Jamie Blank died recently. He was in his mid-20s when he helmed Urban Legend during the slasher craze resurgence of the late 1990s.
I’ll admit I had no idea what an urban legend meant when I saw the movie posters. Yet I had heard a lot of them. There was Bloody Mary, huge alligators in the sewers, the hook on the car door handle, the babysitter being terrorized by a caller that’s actually upstairs and of course the Mexican chihuahua that’s actually a rabid street rat.
There was also the rumors that Josh Saviano had taken a second career as Marolyn Manson after The Wonder Years ended and the death of Mark-Paul Gosselaar after Saved by the Bell.
Neither are true. Rob Stone of Mr. Belvedere fame was also rumored to be Manson.
I theorize Gosselaar was a mistake as AIDS activist Elizabeth Glaser had died in late 1994. She was married to Paul Michael Glaser who played David Starsky in Starsky & Hutch. He had turned to directing. The names might sound familiar between Glaser and Gosselaar. Hardly anyone was using the Internet at the time so they hear a name or read it in a magazine and make a mistake.
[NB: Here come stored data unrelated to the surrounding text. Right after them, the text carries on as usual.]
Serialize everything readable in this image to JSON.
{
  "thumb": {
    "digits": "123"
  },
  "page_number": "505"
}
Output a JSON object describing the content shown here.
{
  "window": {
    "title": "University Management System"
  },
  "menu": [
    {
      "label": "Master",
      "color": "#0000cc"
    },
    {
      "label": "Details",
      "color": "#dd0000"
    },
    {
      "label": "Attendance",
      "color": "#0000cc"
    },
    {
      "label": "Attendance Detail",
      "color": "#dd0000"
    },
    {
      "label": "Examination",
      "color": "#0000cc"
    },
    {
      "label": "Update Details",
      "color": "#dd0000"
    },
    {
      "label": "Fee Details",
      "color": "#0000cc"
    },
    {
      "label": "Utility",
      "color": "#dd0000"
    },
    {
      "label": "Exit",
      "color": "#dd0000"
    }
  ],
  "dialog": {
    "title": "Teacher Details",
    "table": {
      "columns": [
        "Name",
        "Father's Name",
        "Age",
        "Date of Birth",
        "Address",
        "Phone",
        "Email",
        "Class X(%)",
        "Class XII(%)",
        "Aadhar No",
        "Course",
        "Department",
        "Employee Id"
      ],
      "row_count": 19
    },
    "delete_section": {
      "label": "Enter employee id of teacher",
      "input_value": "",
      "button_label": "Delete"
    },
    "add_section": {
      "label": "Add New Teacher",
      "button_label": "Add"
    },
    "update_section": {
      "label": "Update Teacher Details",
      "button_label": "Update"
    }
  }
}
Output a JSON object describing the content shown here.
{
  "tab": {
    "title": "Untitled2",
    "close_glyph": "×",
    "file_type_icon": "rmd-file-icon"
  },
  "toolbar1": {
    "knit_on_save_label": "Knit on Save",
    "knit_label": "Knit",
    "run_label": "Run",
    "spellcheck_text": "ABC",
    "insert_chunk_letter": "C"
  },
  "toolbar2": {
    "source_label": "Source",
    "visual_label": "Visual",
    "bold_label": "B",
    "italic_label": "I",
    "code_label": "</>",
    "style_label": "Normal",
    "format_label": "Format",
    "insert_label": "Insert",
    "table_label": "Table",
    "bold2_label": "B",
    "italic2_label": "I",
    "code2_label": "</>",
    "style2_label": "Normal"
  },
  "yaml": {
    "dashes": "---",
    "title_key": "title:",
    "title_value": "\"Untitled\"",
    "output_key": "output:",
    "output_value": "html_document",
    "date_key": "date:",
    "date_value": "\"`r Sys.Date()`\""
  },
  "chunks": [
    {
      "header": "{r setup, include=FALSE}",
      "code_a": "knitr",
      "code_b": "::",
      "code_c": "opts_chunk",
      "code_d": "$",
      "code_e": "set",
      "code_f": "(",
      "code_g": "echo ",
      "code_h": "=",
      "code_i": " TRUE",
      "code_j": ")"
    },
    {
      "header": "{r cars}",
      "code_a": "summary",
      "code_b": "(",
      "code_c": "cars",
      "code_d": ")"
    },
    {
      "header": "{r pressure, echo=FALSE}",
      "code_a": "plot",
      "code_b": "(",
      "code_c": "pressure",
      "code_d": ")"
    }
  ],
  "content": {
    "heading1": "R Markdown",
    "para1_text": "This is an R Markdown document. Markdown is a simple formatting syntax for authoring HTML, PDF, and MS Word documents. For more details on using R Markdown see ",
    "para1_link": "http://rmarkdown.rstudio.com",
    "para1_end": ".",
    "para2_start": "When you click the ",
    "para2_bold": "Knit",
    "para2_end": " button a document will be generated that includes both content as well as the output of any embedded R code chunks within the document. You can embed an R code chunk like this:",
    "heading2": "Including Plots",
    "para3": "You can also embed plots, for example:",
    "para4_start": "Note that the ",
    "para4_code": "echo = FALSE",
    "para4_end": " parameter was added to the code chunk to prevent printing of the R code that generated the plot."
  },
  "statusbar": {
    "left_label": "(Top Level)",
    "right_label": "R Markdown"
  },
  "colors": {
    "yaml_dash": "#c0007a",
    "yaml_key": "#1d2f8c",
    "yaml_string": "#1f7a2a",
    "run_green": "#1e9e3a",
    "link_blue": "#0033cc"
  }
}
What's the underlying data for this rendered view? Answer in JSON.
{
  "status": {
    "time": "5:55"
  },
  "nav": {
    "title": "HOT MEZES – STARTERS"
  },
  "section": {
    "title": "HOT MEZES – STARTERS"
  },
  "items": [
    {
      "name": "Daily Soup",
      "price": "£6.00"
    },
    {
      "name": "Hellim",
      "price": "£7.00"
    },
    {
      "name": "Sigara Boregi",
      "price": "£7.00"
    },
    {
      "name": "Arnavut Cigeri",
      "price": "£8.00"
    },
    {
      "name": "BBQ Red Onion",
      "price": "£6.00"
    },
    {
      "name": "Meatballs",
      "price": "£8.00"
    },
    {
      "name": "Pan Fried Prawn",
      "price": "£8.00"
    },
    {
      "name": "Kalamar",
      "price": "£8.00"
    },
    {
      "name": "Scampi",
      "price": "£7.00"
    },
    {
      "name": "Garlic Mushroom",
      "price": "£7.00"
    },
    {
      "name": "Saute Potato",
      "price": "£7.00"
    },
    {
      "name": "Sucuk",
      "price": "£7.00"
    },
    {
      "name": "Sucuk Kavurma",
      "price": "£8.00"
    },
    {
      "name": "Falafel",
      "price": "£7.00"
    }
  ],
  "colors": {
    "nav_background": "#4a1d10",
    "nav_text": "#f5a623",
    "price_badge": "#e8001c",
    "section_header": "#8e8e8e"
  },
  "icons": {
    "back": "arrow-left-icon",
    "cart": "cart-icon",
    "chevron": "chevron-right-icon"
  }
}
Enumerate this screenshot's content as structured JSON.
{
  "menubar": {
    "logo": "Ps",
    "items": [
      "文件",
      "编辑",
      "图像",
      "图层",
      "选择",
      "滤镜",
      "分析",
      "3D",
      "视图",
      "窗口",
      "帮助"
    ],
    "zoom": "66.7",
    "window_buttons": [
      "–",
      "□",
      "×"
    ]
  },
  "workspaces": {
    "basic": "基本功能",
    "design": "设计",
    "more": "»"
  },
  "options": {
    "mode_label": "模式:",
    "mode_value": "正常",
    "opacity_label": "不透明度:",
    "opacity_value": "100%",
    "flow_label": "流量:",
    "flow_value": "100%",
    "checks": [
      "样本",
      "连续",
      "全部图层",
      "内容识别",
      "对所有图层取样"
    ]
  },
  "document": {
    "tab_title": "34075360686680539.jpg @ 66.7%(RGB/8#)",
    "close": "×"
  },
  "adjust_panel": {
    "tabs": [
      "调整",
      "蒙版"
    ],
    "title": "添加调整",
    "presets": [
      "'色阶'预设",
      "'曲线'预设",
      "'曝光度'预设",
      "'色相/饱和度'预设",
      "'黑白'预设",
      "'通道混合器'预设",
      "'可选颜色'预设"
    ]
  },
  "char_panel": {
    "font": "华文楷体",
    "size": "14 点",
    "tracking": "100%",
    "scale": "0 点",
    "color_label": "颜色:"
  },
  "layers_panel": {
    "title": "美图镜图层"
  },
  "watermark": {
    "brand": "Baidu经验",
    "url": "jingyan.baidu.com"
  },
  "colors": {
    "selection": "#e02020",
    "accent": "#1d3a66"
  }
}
Most urban legends are like campfire tales or stories told at sleepovers. They are mostly targeting incompetent women or POC viewed as dangerous. Other times it has been youth or general people with little experience. I remember reading one about young parents who leave their baby in the high chair as they go on a trip. The babysitter is running late and rather than wait for them, they leave the back door open so they won’t miss their flight. But a gust of wind blows the door closed locking it.
When the babysitter shows up a few minutes later, she thinks no one is home and just assumes they took the baby.
A week later, the parents come home to find the baby dead to neglect.
Now obviously, a lot of parents wouldn’t put a trip over their baby’s life even though there are rotten parents.
Some have a basis in reality such as the Kitty Genovese murder and cyanide poisoning in Halloween candy. But even those true-crime stories have been grossly exaggerated.
Urban Legend is a basic slasher of a killer stalking college students and killing them inspired by these stories.
The movie opens with a young woman, Michelle Mancini (Natasha Gregson Wagner) behind killed by a person in the back of her SUV. Brad Dourif had a nice cameo as a gas station attendant who tries to warn her. Michelle was a student at the fictional Pendleton University where Natalie (Alicia Witt) is also a student. They went to high school together but lost contact.
A journalism student, Paul (Jared Leto back when he was likable and not so full of himself) suspects a killer is on the loose as the 25th anniversary of a massacre on campus. However the school has covered it up so people consider it just another urban legend. As the bodies pile up again, the administration led by Dean Adams (John Neville) refuses to believe there’s cause for concern.
The movie is notable for its cast which also includes Rebecca Gayheart, Tara Reid, Danielle Harris, Joshua Jackson and Michael Rosenbaum, most of which have gone on to bigger roles. Robert Englund has a nice role as a professor who has a questionable history.
It lacks the true touch that Wes Craven brought to the Scream movies but Blanks was reportedly a horror buff and had impressed producers with his student movie Silent Number. Incidentally, the sequel Urban Legend: Final Cut involves student filmmakers. Yet it’s not as good. Blanks did Valentine as a follow-up but by then, the craze had fallen out no thanks to the backlash following the Columbine High School Massacre. In 2005, Urban Legends: Bloody Mary went straight to video had more of a supernatural element.
Blanks had reportedly been suffering from health issues for years when he passed away on March 16.